Over the last two decades, $2.6 billion has been funneled out of Pennsylvania state coffers through the school voucher tax credit programs that give tax breaks to corporations donating to private or religious schools. State records show that the largest beneficiary of the school voucher tax credit programs is a company led by the state’s richest man and prolific school privatization advocate, billionaire Jeff Yass. Entities led by billionaire Susquehanna International Group co-founders Jeffrey Yass, Joel Greenberg, and Arthur Dantchik, with addresses at the SIG headquarters, made up the top 3 beneficiaries of the tax credit from 2017 to 2023. During this time period, the three entities registered to these billionaires received tax credits worth $30.6 million from the Educational Improvement Tax Credit (EITC) and the Opportunity Scholarship Tax Credit (OSTC) programs, meaning they got 90% of the $33.98 million they contributed back in tax savings. In addition to the tax credit, these programs have been associated with a practice called “triple dipping,” where it is possible for some but not all donors to profit as much as 27% from their school voucher contributions by using their contribution to lower their state and federal tax liability– effectively generating a tax savings larger than their donation. We do not know if the entities led by Jeffrey Yass, Joel Greenberg, and Arthur Dantchik have engaged in “triple dipping” or were eligible to do so.

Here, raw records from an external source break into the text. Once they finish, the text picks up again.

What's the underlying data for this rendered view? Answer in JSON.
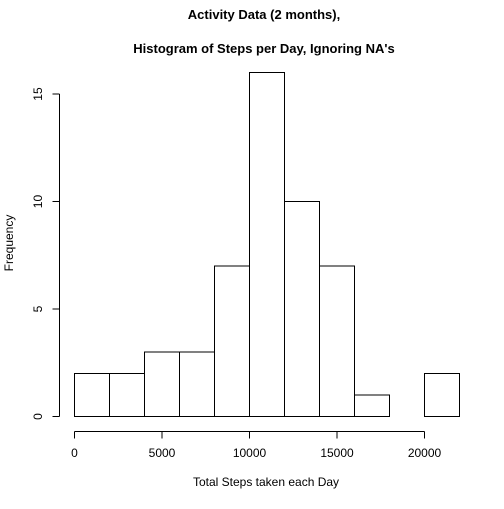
{
  "chart_data": {
    "type": "bar",
    "title_lines": [
      "Activity Data (2 months),",
      "Histogram of Steps per Day, Ignoring NA's"
    ],
    "xlabel": "Total Steps taken each Day",
    "ylabel": "Frequency",
    "bin_edges": [
      0,
      2000,
      4000,
      6000,
      8000,
      10000,
      12000,
      14000,
      16000,
      18000,
      20000,
      22000
    ],
    "values": [
      2,
      2,
      3,
      3,
      7,
      16,
      10,
      7,
      1,
      0,
      2
    ],
    "x_ticks": [
      0,
      5000,
      10000,
      15000,
      20000
    ],
    "y_ticks": [
      0,
      5,
      10,
      15
    ],
    "xlim": [
      0,
      22000
    ],
    "ylim": [
      0,
      16
    ],
    "grid": false,
    "bar_fill": "#ffffff",
    "bar_stroke": "#000000"
  }
}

Funding allocated for these scholarship tax credits has grown exponentially since their inception. The Educational Improvement Tax Credit (EITC) grew from $160 million in 2018 to $540 million in 2025, while the Opportunity Scholarship Tax Credit (OSTC) grew from $50 million to $90 million in the same time period. On the other hand, spending on basic public school education has only kept up with the rate of inflation. The exponential increase in school voucher tax credits occurred at the same time as Jeffrey Yass’s increased political spending in Pennsylvania. He went from spending just a few million per year on elections in 2018 to spending more than $35 million in the 2024 election.
These expensive tax credit programs must be reexamined, particularly as they could be giving some wealthy donors the opportunity to profit from their donations in a time when public education investment lags far behind need. Eliminating the EITC and OSTC can save the state $630 million annually, and provide crucial investments in underfunded schools.